I am going to apologize upfront because I am sure this question has already been asked and answered.  (It has been months since I have logged in.) However I can't find a thread that addresses what I need to know.  I would really appreciate it if someone could help me out.  

Last year I paid my MF via email.  I had a contact person that I went through and the transaction went fairly smoothly.  I have received 2 statements from Dik that I don't understand at all. I also received an email regarding my statement.  I tried to email back and it didn't go through.  I have also tried to email my contact person including all the other past contact persons and none of the emails went through.

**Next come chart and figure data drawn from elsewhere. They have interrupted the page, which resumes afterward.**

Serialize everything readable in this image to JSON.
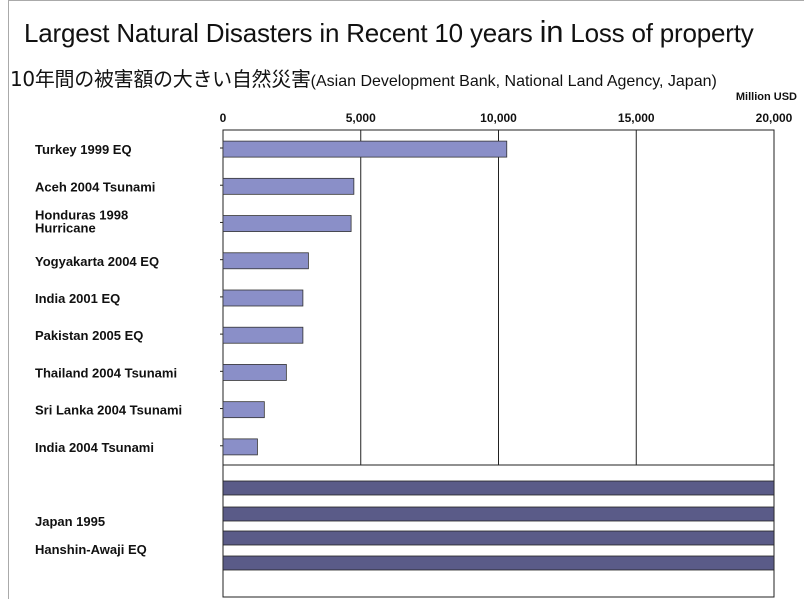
{
  "header": {
    "title_part1": "Largest Natural Disasters in Recent 10 years ",
    "title_part2": "in",
    "title_part3": " Loss of property",
    "subtitle_jp": "10年間の被害額の大きい自然災害",
    "subtitle_src": "(Asian Development Bank, National Land Agency, Japan)",
    "unit": "Million USD"
  },
  "chart_data": {
    "type": "bar",
    "orientation": "horizontal",
    "title": "Largest Natural Disasters in Recent 10 years in Loss of property",
    "subtitle": "10年間の被害額の大きい自然災害(Asian Development Bank, National Land Agency, Japan)",
    "xlabel": "Million USD",
    "ylabel": "",
    "xlim": [
      0,
      20000
    ],
    "x_ticks": [
      "0",
      "5,000",
      "10,000",
      "15,000",
      "20,000"
    ],
    "grid": true,
    "bar_color": "#8a8fc8",
    "overflow_bar_color": "#5a5b88",
    "categories": [
      "Turkey   1999  EQ",
      "Aceh  2004 Tsunami",
      "Honduras 1998 Hurricane",
      "Yogyakarta  2004 EQ",
      "India   2001 EQ",
      "Pakistan 2005  EQ",
      "Thailand 2004 Tsunami",
      "Sri Lanka 2004  Tsunami",
      "India 2004 Tsunami"
    ],
    "values": [
      10300,
      4750,
      4650,
      3100,
      2900,
      2900,
      2300,
      1500,
      1250
    ],
    "overflow_category": [
      "Japan 1995",
      "Hanshin-Awaji EQ"
    ],
    "overflow_note": "bars extend beyond 20,000 (axis maximum)"
  }
}
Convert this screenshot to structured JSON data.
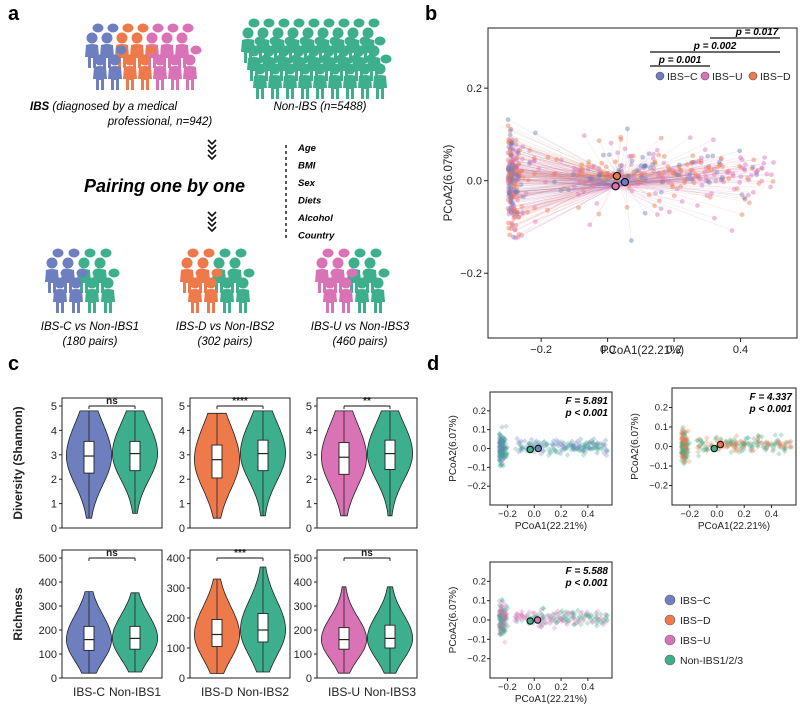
{
  "panels": {
    "a": {
      "label": "a",
      "ibs_text_pre": "IBS",
      "ibs_text_mid": " (diagnosed by a medical",
      "ibs_text_line2": "professional, n=942)",
      "nonibs_text": "Non-IBS (n=5488)",
      "pairing_text": "Pairing one by one",
      "factors": [
        "Age",
        "BMI",
        "Sex",
        "Diets",
        "Alcohol",
        "Country"
      ],
      "pairs": [
        {
          "line1": "IBS-C vs Non-IBS1",
          "line2": "(180 pairs)"
        },
        {
          "line1": "IBS-D vs Non-IBS2",
          "line2": "(302 pairs)"
        },
        {
          "line1": "IBS-U vs Non-IBS3",
          "line2": "(460 pairs)"
        }
      ]
    },
    "b": {
      "label": "b"
    },
    "c": {
      "label": "c"
    },
    "d": {
      "label": "d"
    }
  },
  "colors": {
    "ibs_c": "#6E7FBF",
    "ibs_d": "#EE7A4C",
    "ibs_u": "#D973B6",
    "non_ibs": "#3DAF8C"
  },
  "chart_data": [
    {
      "id": "b",
      "type": "scatter",
      "title": "",
      "xlabel": "PCoA1(22.21%)",
      "ylabel": "PCoA2(6.07%)",
      "xlim": [
        -0.36,
        0.57
      ],
      "ylim": [
        -0.34,
        0.33
      ],
      "xticks": [
        -0.2,
        0,
        0.2,
        0.4
      ],
      "xtick_labels": [
        "−0.2",
        "0.0",
        "0.2",
        "0.4"
      ],
      "yticks": [
        -0.2,
        0,
        0.2
      ],
      "ytick_labels": [
        "−0.2",
        "0.0",
        "0.2"
      ],
      "legend": [
        "IBS−C",
        "IBS−U",
        "IBS−D"
      ],
      "legend_colors": [
        "#6E7FBF",
        "#D973B6",
        "#EE7A4C"
      ],
      "centroids": [
        {
          "group": "IBS−C",
          "x": 0.052,
          "y": -0.003,
          "color": "#6E7FBF"
        },
        {
          "group": "IBS−D",
          "x": 0.028,
          "y": 0.01,
          "color": "#EE7A4C"
        },
        {
          "group": "IBS−U",
          "x": 0.024,
          "y": -0.012,
          "color": "#D973B6"
        }
      ],
      "significance": [
        {
          "label": "p = 0.001",
          "pair": [
            "IBS−C",
            "IBS−U"
          ]
        },
        {
          "label": "p = 0.002",
          "pair": [
            "IBS−C",
            "IBS−D"
          ]
        },
        {
          "label": "p = 0.017",
          "pair": [
            "IBS−U",
            "IBS−D"
          ]
        }
      ]
    },
    {
      "id": "c",
      "type": "violin",
      "row_labels": [
        "Diversity (Shannon)",
        "Richness"
      ],
      "comparisons": [
        {
          "groups": [
            "IBS-C",
            "Non-IBS1"
          ],
          "colors": [
            "#6E7FBF",
            "#3DAF8C"
          ],
          "diversity": {
            "ylim": [
              0,
              5
            ],
            "yticks": [
              0,
              1,
              2,
              3,
              4,
              5
            ],
            "sig": "ns",
            "box": [
              {
                "q1": 2.25,
                "median": 2.95,
                "q3": 3.55,
                "min": 0.4,
                "max": 4.8
              },
              {
                "q1": 2.35,
                "median": 3.05,
                "q3": 3.55,
                "min": 0.6,
                "max": 4.8
              }
            ]
          },
          "richness": {
            "ylim": [
              0,
              500
            ],
            "yticks": [
              0,
              100,
              200,
              300,
              400,
              500
            ],
            "sig": "ns",
            "box": [
              {
                "q1": 115,
                "median": 160,
                "q3": 215,
                "min": 20,
                "max": 360
              },
              {
                "q1": 120,
                "median": 165,
                "q3": 215,
                "min": 25,
                "max": 355
              }
            ]
          }
        },
        {
          "groups": [
            "IBS-D",
            "Non-IBS2"
          ],
          "colors": [
            "#EE7A4C",
            "#3DAF8C"
          ],
          "diversity": {
            "ylim": [
              0,
              5
            ],
            "yticks": [
              0,
              1,
              2,
              3,
              4,
              5
            ],
            "sig": "****",
            "box": [
              {
                "q1": 2.05,
                "median": 2.8,
                "q3": 3.4,
                "min": 0.4,
                "max": 4.7
              },
              {
                "q1": 2.35,
                "median": 3.05,
                "q3": 3.6,
                "min": 0.5,
                "max": 4.8
              }
            ]
          },
          "richness": {
            "ylim": [
              0,
              400
            ],
            "yticks": [
              0,
              100,
              200,
              300,
              400
            ],
            "sig": "***",
            "box": [
              {
                "q1": 105,
                "median": 145,
                "q3": 195,
                "min": 15,
                "max": 330
              },
              {
                "q1": 120,
                "median": 160,
                "q3": 215,
                "min": 20,
                "max": 370
              }
            ]
          }
        },
        {
          "groups": [
            "IBS-U",
            "Non-IBS3"
          ],
          "colors": [
            "#D973B6",
            "#3DAF8C"
          ],
          "diversity": {
            "ylim": [
              0,
              5
            ],
            "yticks": [
              0,
              1,
              2,
              3,
              4,
              5
            ],
            "sig": "**",
            "box": [
              {
                "q1": 2.2,
                "median": 2.9,
                "q3": 3.5,
                "min": 0.5,
                "max": 4.8
              },
              {
                "q1": 2.4,
                "median": 3.05,
                "q3": 3.6,
                "min": 0.5,
                "max": 4.8
              }
            ]
          },
          "richness": {
            "ylim": [
              0,
              500
            ],
            "yticks": [
              0,
              100,
              200,
              300,
              400,
              500
            ],
            "sig": "ns",
            "box": [
              {
                "q1": 120,
                "median": 160,
                "q3": 210,
                "min": 20,
                "max": 380
              },
              {
                "q1": 125,
                "median": 165,
                "q3": 220,
                "min": 20,
                "max": 380
              }
            ]
          }
        }
      ]
    },
    {
      "id": "d",
      "type": "scatter",
      "xlabel": "PCoA1(22.21%)",
      "ylabel": "PCoA2(6.07%)",
      "xlim": [
        -0.33,
        0.58
      ],
      "ylim": [
        -0.3,
        0.3
      ],
      "xticks": [
        -0.2,
        0,
        0.2,
        0.4
      ],
      "xtick_labels": [
        "−0.2",
        "0.0",
        "0.2",
        "0.4"
      ],
      "yticks": [
        -0.2,
        -0.1,
        0,
        0.1,
        0.2
      ],
      "ytick_labels": [
        "−0.2",
        "−0.1",
        "0.0",
        "0.1",
        "0.2"
      ],
      "subplots": [
        {
          "group": "IBS−C",
          "color": "#6E7FBF",
          "f_label": "F = 5.891",
          "p_label": "p < 0.001",
          "centroids": [
            {
              "x": -0.03,
              "y": -0.005,
              "color": "#3DAF8C"
            },
            {
              "x": 0.03,
              "y": 0,
              "color": "#6E7FBF"
            }
          ]
        },
        {
          "group": "IBS−D",
          "color": "#EE7A4C",
          "f_label": "F = 4.337",
          "p_label": "p < 0.001",
          "centroids": [
            {
              "x": -0.02,
              "y": -0.01,
              "color": "#3DAF8C"
            },
            {
              "x": 0.025,
              "y": 0.01,
              "color": "#EE7A4C"
            }
          ]
        },
        {
          "group": "IBS−U",
          "color": "#D973B6",
          "f_label": "F = 5.588",
          "p_label": "p < 0.001",
          "centroids": [
            {
              "x": -0.03,
              "y": -0.005,
              "color": "#3DAF8C"
            },
            {
              "x": 0.025,
              "y": 0,
              "color": "#D973B6"
            }
          ]
        }
      ],
      "legend": [
        "IBS−C",
        "IBS−D",
        "IBS−U",
        "Non-IBS1/2/3"
      ],
      "legend_colors": [
        "#6E7FBF",
        "#EE7A4C",
        "#D973B6",
        "#3DAF8C"
      ]
    }
  ]
}
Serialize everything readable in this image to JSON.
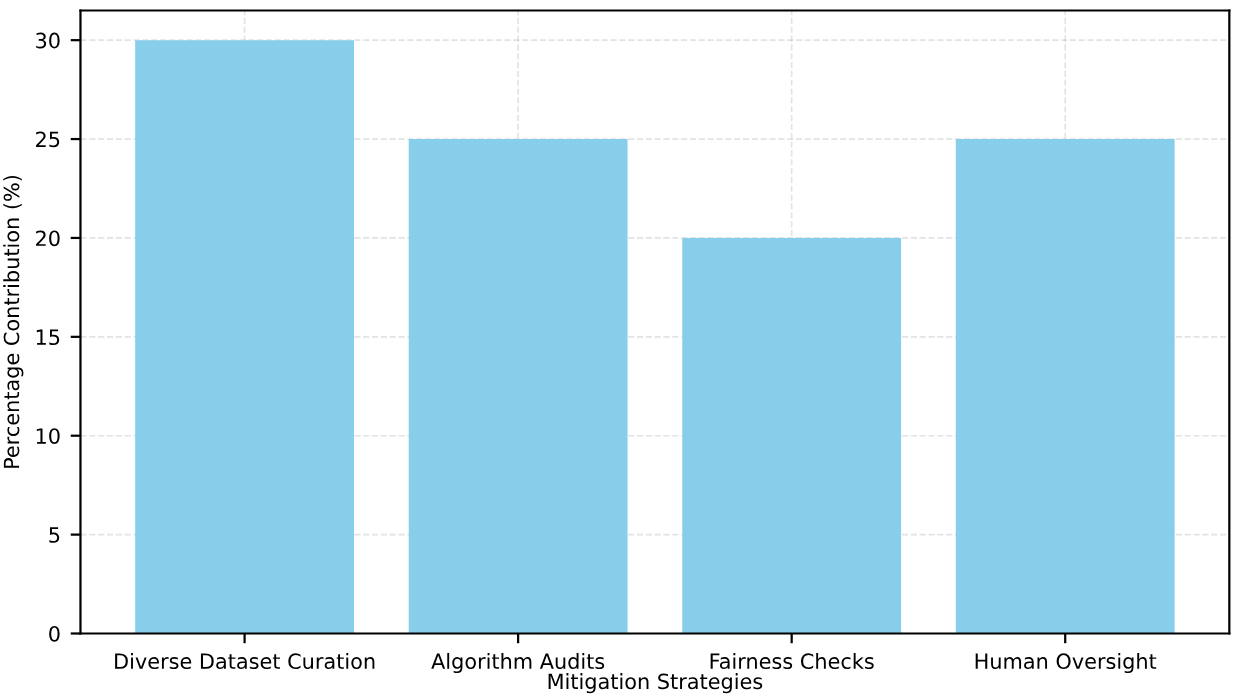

How do I pay my maintenance fees this year?  Is there a new payment method that I don't know about?


----------



## JackieD (Mar 13, 2006)

I was having the same problem with all my past contact emails not going through.  Per this board, I emailed Judy, from the 'Financial Department' and she emailed the next day with the form to fill out and email back to her.   Here's her address:  judy@dikhololo.co.za


----------



## moni (Mar 15, 2006)

*Many thanks.*

Thanks for the info..  I appreciate it!


----------



## TAG (Mar 22, 2006)

*trouble with DIK web site*

I emailed Judy to see why, after a month, my credit card hasn't been charged for 07 maintenance fees.  She said they were having trouble with the web site and emailed me a form to fill out and email back.  -TAG


----------